If he had slapped her hard across the face, she wouldn’t have been more shocked. Blood rushed to her cheeks and she said, her voice not quite steady, “But-Mrs. Granville? I don’t quite-”
“She was found behind her husband’s desk this morning, dead of a blow to the head. Meanwhile, we haven’t found Hamilton, alive or dead. But the only conclusion we can draw now is that he was killed as well. If not at the surgery, then elsewhere.”
It was blunt, and he’d intended it to be, though Hamish growled at him for it. But if she had helped Hamilton to leave the surgery last night, he wanted her to know the cost. And where was her cane? He had seen it this morning.
Tears welled in her eyes, and to keep them from spilling down her cheeks, she gripped the arms of her chair until her knuckles were white. Whatever she might tell him about her relationship with Matthew Hamilton, on her side it went beyond simple friendship.
“I thought policemen,” she said huskily, “were taught to break bad news as gently as possible.”
“There is no gentle way to speak of murder.”
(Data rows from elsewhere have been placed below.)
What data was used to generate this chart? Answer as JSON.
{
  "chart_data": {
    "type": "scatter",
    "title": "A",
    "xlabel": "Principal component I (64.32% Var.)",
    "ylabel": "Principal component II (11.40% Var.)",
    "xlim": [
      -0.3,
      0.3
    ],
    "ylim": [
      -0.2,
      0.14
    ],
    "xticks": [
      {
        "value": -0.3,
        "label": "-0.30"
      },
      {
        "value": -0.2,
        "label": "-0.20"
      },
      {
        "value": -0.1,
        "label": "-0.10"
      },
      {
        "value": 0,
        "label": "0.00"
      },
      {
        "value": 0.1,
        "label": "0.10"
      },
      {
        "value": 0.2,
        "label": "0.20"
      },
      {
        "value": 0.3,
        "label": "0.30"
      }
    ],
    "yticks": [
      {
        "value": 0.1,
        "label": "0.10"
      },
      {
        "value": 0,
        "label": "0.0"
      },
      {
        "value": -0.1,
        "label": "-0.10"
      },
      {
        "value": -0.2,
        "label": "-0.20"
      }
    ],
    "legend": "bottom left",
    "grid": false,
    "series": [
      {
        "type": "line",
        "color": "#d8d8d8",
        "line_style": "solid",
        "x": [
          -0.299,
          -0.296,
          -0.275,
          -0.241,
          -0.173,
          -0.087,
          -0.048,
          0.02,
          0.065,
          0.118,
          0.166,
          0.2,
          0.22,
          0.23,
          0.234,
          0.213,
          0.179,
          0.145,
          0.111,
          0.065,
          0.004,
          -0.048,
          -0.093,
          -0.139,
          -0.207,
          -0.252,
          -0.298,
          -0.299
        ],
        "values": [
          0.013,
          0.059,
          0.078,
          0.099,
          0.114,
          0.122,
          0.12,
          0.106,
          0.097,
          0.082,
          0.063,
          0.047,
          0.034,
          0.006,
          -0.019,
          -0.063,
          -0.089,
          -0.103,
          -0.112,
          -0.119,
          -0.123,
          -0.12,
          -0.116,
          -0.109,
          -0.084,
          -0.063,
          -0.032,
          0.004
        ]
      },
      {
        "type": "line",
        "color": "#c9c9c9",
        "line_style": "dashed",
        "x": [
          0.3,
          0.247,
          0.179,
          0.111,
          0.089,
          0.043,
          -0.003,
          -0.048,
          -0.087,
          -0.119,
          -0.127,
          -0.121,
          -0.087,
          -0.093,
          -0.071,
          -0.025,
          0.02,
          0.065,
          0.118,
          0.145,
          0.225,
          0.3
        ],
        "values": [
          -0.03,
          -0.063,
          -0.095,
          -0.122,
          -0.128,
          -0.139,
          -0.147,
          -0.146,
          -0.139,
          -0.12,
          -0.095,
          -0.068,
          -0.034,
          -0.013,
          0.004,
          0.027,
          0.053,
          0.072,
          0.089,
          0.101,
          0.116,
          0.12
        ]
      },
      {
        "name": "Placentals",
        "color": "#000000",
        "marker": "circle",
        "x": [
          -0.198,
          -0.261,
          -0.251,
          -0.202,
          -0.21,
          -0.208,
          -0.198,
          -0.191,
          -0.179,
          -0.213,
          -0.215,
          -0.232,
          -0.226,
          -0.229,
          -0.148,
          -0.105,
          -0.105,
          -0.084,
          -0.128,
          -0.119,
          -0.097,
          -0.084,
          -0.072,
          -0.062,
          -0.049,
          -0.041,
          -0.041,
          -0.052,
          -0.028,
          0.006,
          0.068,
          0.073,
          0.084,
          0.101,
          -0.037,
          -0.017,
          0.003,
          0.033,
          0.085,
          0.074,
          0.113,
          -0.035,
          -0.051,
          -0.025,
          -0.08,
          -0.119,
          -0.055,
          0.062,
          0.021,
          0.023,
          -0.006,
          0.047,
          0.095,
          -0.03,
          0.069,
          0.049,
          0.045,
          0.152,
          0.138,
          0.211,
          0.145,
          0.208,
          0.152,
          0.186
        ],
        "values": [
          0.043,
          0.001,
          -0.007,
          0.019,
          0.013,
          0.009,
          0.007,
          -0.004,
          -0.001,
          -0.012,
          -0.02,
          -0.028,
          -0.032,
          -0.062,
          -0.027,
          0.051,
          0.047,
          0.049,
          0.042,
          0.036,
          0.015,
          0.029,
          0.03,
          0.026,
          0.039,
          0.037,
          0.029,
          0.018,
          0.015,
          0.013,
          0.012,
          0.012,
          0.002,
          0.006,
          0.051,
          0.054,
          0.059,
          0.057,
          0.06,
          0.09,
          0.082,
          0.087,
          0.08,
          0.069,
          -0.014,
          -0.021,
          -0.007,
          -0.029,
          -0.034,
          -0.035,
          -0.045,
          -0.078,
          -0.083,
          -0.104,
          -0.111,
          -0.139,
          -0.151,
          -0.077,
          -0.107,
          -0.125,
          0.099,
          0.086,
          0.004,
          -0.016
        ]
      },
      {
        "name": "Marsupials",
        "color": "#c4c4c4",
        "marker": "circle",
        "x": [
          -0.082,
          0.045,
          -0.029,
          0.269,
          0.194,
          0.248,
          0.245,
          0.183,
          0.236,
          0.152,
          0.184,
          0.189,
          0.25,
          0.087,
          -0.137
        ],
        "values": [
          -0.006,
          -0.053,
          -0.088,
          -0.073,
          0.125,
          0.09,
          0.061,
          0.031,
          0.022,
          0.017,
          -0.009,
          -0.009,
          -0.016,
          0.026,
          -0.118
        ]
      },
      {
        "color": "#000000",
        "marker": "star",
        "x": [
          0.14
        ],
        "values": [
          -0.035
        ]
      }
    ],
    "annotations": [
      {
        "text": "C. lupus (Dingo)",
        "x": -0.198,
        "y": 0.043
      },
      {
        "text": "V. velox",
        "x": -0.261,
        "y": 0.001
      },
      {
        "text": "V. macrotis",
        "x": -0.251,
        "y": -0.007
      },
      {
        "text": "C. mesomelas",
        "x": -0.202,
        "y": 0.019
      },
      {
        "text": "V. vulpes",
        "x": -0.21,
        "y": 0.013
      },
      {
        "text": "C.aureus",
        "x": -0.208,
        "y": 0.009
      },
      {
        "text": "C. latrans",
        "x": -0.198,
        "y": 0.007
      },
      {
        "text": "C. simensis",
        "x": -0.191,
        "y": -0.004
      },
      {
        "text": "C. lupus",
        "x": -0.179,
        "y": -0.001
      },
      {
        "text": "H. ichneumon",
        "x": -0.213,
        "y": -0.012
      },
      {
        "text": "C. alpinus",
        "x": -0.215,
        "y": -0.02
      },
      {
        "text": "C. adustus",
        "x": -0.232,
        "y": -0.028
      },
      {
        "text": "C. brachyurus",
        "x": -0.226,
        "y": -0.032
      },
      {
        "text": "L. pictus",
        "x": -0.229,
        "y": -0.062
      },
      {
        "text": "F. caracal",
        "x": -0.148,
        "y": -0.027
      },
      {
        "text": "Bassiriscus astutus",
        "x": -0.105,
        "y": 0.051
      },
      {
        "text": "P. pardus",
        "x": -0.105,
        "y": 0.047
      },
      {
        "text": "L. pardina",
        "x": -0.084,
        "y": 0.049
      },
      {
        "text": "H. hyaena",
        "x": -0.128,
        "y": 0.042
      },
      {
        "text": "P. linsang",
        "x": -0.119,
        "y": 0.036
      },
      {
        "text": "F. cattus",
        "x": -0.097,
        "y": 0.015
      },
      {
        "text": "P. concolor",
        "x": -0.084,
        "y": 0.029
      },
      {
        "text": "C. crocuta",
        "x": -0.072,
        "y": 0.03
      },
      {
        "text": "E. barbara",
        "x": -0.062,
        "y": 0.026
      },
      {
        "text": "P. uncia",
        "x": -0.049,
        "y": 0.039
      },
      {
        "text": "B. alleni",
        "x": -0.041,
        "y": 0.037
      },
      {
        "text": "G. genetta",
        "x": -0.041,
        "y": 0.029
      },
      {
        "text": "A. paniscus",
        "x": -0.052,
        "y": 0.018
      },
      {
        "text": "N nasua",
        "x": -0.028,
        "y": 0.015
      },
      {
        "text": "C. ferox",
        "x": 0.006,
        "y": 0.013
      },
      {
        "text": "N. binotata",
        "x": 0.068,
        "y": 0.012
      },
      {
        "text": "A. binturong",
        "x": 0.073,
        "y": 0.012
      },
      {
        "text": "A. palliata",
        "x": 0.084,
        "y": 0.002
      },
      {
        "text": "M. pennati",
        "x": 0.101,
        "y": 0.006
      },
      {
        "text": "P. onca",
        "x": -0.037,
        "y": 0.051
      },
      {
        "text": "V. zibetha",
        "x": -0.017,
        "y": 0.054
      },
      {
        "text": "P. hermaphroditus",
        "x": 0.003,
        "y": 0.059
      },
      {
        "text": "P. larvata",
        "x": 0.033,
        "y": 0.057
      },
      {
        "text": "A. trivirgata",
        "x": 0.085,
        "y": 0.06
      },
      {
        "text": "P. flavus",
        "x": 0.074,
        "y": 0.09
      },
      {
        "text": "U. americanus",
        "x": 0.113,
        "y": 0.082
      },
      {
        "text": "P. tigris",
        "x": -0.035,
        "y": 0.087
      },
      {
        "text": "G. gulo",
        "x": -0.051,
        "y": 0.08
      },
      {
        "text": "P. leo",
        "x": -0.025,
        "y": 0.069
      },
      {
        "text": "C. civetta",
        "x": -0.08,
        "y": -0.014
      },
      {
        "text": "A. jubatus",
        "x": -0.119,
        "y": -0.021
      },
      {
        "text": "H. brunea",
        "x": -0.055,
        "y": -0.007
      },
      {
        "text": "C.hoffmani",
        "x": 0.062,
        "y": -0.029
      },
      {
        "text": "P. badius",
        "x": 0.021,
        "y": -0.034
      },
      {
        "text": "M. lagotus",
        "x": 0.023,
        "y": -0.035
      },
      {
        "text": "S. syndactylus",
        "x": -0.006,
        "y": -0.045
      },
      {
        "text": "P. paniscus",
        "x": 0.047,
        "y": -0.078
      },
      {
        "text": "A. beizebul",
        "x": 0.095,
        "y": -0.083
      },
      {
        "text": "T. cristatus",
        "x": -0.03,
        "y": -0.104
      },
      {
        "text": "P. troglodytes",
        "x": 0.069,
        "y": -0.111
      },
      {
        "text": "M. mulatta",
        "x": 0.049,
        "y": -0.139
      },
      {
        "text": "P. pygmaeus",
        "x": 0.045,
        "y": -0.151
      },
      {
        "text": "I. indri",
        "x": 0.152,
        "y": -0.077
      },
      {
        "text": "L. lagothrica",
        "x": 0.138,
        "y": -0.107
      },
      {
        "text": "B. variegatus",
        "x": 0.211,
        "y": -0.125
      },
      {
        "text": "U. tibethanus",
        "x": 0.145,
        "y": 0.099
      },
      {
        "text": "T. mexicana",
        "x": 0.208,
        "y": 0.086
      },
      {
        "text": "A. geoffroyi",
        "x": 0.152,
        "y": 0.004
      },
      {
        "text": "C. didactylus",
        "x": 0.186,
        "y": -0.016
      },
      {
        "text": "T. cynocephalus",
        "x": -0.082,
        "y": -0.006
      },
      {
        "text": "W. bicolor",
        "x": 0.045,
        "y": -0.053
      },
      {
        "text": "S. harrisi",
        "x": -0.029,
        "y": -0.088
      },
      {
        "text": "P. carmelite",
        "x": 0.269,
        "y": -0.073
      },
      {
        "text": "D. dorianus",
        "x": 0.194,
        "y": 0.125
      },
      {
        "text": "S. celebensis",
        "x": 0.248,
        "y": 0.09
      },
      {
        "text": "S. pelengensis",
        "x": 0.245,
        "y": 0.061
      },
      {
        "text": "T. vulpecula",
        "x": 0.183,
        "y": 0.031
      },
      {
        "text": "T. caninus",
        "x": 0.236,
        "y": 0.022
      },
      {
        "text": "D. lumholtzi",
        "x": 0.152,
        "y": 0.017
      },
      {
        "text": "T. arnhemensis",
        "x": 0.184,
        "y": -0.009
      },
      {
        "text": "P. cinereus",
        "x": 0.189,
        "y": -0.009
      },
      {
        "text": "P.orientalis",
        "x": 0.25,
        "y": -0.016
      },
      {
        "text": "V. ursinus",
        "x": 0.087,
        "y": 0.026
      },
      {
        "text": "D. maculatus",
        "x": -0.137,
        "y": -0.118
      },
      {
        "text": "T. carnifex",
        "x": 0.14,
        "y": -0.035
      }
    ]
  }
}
After a moment she replied, “That’s a frightful word. I don’t like it. I can’t believe anyone would wish to harm Mrs. Granville. What does she have to do with Matthew? She was always so eager to please. And she adored her husband. She’d have done anything he asked of her.”
As an epitaph, it summed up the doctor’s wife very well. She had lived for her husband, and perhaps died in his place.
“We don’t know the full story. But it appears she was there in the surgery when Hamilton went missing. That she either knew or saw something that she shouldn’t have. And that knowledge was costly.”
“Then Matthew couldn’t possibly have left of his own accord. He’d have done his best to defend her. Why was she there, in the middle of the night? Had he been waking up? That’s what everyone was hoping for. Was she sitting with him?”
“Dr. Granville had gone out to a patient and Mrs. Granville had retired for the night. Someone may have seen him leave, realized that Hamilton was alone, and took the chance that it would be safe to walk into the surgery. But something-a noise, a light, we don’t know-must have disturbed her and she went to investigate. She couldn’t have known there was an intruder. Either she thought her husband had returned home or she was afraid that Hamilton had come to his senses and was disoriented or in pain.”